Hirano and Kagiura Volume 03 Review
“Look at it from my side. How many times have I had to turn you down?” Hirano to Kagiura.
Everything had been going well for Hirano sharing a dorm room with his first year underclassman, Akira Kagiura. But then Kagiura confessed to Hirano that he had feelings for him. And just as Hirano was trying to make sense of what that actually meant, they were told that good results were essential in the allocation of rooms for the next academic year (Hirano’s third and final) and although Kagiura might be really good at basketball, his academic scores leave a great deal to be desired!
Since then, Kagi-kun has been studying hard – or trying to, because it doesn’t come easily to him – and Hirano is trying to encourage him while at the same time wondering if it’s right to continue sharing a room with another, younger student who’s crushing on him. He likes being around Kagiura. But does he like him in that way?
Various Valentine’s Day complications over chocolate occur – and then Kagi wants to know all about Hirano’s relationship with his older room-mate the year before he joined the school. “It finally hit me,” he says darkly, “you changed clothes… he got to see you partially naked, didn’t he?”
This third volume of Hirano and Kagiura will probably please Hirano and Kagiura fans but, even though I really appreciate Shou Harusono’s work and her characters, this latest collection of chapters doesn’t flow as effectively as Sasaki and Miyano. The narrative wanders along without much sense of direction and the main focus tends to be on Kagiura pining for Hirano’s affection and Hirano keeping his distance, except when he doesn’t.
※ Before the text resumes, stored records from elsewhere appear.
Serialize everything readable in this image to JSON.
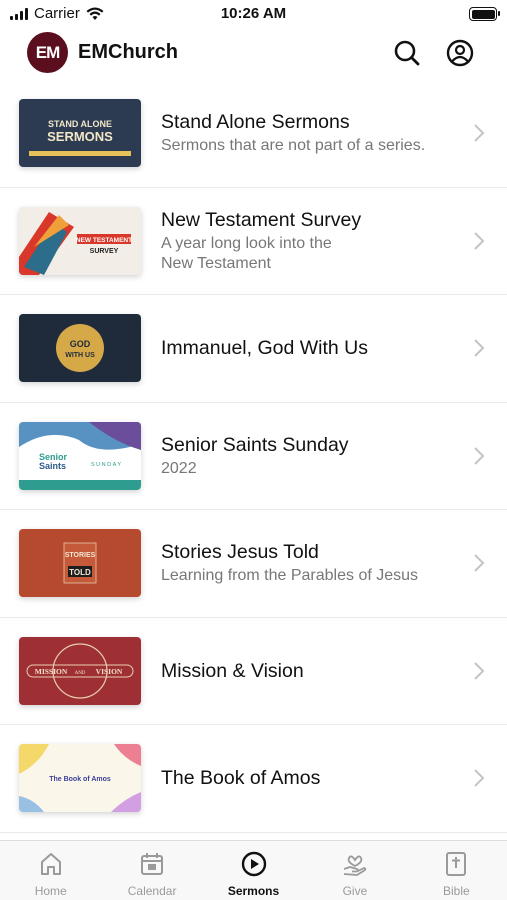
{
  "status_bar": {
    "carrier": "Carrier",
    "time": "10:26 AM"
  },
  "header": {
    "logo_text": "EM",
    "app_name": "EMChurch",
    "icons": [
      "search-icon",
      "account-icon"
    ]
  },
  "series": [
    {
      "title": "Stand Alone Sermons",
      "subtitle": "Sermons that are not part of a series.",
      "thumb_text": [
        "STAND ALONE",
        "SERMONS"
      ]
    },
    {
      "title": "New Testament Survey",
      "subtitle": "A year long look into the New Testament",
      "thumb_text": [
        "NEW TESTAMENT",
        "SURVEY"
      ]
    },
    {
      "title": "Immanuel, God With Us",
      "subtitle": "",
      "thumb_text": [
        "GOD",
        "WITH US"
      ]
    },
    {
      "title": "Senior Saints Sunday",
      "subtitle": "2022",
      "thumb_text": [
        "Senior",
        "Saints",
        "SUNDAY"
      ]
    },
    {
      "title": "Stories Jesus Told",
      "subtitle": "Learning from the Parables of Jesus",
      "thumb_text": [
        "STORIES",
        "TOLD"
      ]
    },
    {
      "title": "Mission & Vision",
      "subtitle": "",
      "thumb_text": [
        "MISSION",
        "AND",
        "VISION"
      ]
    },
    {
      "title": "The Book of Amos",
      "subtitle": "",
      "thumb_text": [
        "The Book of Amos"
      ]
    }
  ],
  "tabs": [
    {
      "label": "Home",
      "icon": "home-icon",
      "active": false
    },
    {
      "label": "Calendar",
      "icon": "calendar-icon",
      "active": false
    },
    {
      "label": "Sermons",
      "icon": "play-circle-icon",
      "active": true
    },
    {
      "label": "Give",
      "icon": "give-hand-icon",
      "active": false
    },
    {
      "label": "Bible",
      "icon": "bible-icon",
      "active": false
    }
  ],
  "colors": {
    "brand": "#5b0f1e",
    "active_tab": "#111111",
    "inactive_tab": "#9a9a9a"
  }
}
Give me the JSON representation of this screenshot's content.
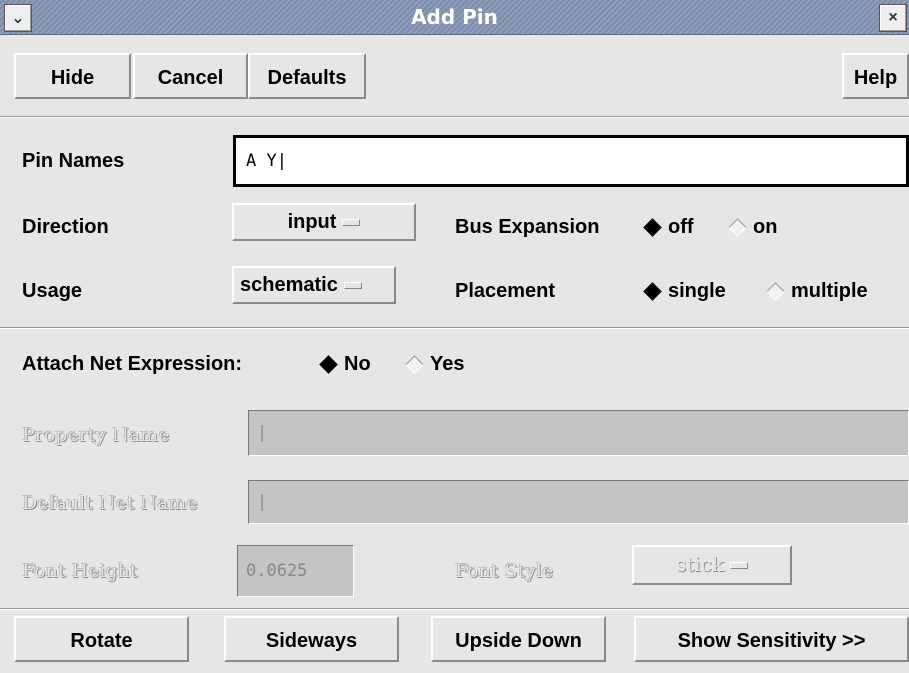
{
  "window": {
    "title": "Add Pin",
    "menu_glyph": "⌄",
    "close_glyph": "×"
  },
  "toolbar": {
    "hide": "Hide",
    "cancel": "Cancel",
    "defaults": "Defaults",
    "help": "Help"
  },
  "pin_names": {
    "label": "Pin Names",
    "value": "A Y"
  },
  "direction": {
    "label": "Direction",
    "value": "input"
  },
  "usage": {
    "label": "Usage",
    "value": "schematic"
  },
  "bus_expansion": {
    "label": "Bus Expansion",
    "options": [
      "off",
      "on"
    ],
    "selected": "off"
  },
  "placement": {
    "label": "Placement",
    "options": [
      "single",
      "multiple"
    ],
    "selected": "single"
  },
  "net_expression": {
    "label": "Attach Net Expression:",
    "options": [
      "No",
      "Yes"
    ],
    "selected": "No"
  },
  "property_name": {
    "label": "Property Name",
    "value": ""
  },
  "default_net_name": {
    "label": "Default Net Name",
    "value": ""
  },
  "font_height": {
    "label": "Font Height",
    "value": "0.0625"
  },
  "font_style": {
    "label": "Font Style",
    "value": "stick"
  },
  "bottom": {
    "rotate": "Rotate",
    "sideways": "Sideways",
    "upside_down": "Upside Down",
    "show_sensitivity": "Show Sensitivity >>"
  }
}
When Sasaki and Miyano appear together in a brief side story at the end, it’s like a breath of fresh air.
There’s something not altogether healthy about Kagiura’s obsession with his senpai and in the later chapters in the volume, some of his expressions that the mangaka shows us when he’s trying to persuade Hirano to pay him more attention are quite disturbing. His crush could be seen as evidence of his emotional immaturity; as he’s taller than Hirano, perhaps we expect him to behave in a more mature way. Although, sometimes it seems as if Hirano is – consciously or unconsciously – leading him on. By the last chapter in the book, it feels as if Kagiura is trying to wear Hirano down, trying one strategy after another until one works. It reads as manipulative as it sounds, although if we’re supposed to believe that Hirano genuinely doesn’t want to get involved, why does he agree to hold hands – for all of ten seconds! – at the end of this book? The atmosphere between the two is becoming oppressive and as there are so few chapters (the book is only 148 pages in length) it leaves a strange taste in the mouth. Especially if you count the extra chapter where Kagiura’s legs are aching (growing pains?) and Hirano offers to massage them (apparently it helped when he suffered from the same thing). Is this just an innocent gesture of help? The mangaka leaves it to the reader to make their own assumptions.
On the plus side, we get to meet Ichinose, Hirano’s senpai, who suffers badly with his stomach; the stress of examinations only makes this worse (it’s not hard to empathise with his condition!). The appearance of a new character offers a breath of fresh air to a story that’s become a little too inward-looking with a ‘will-they, won’t-they?’ that doesn’t quite convince.
Volume 3 is another nicely produced volume from Yen Press which will sit well alongside the others in the series, with Shou Harusono’s attractive cover art and four inspiring colour pages inside. The translation is again by Leighann Harvey who offers, as usual, helpful translation notes and the lettering is by Carolina Hernandez. We’ve almost caught up with Japan now (the fourth volume is already out and appears to be due out from Yen Press in December 2023).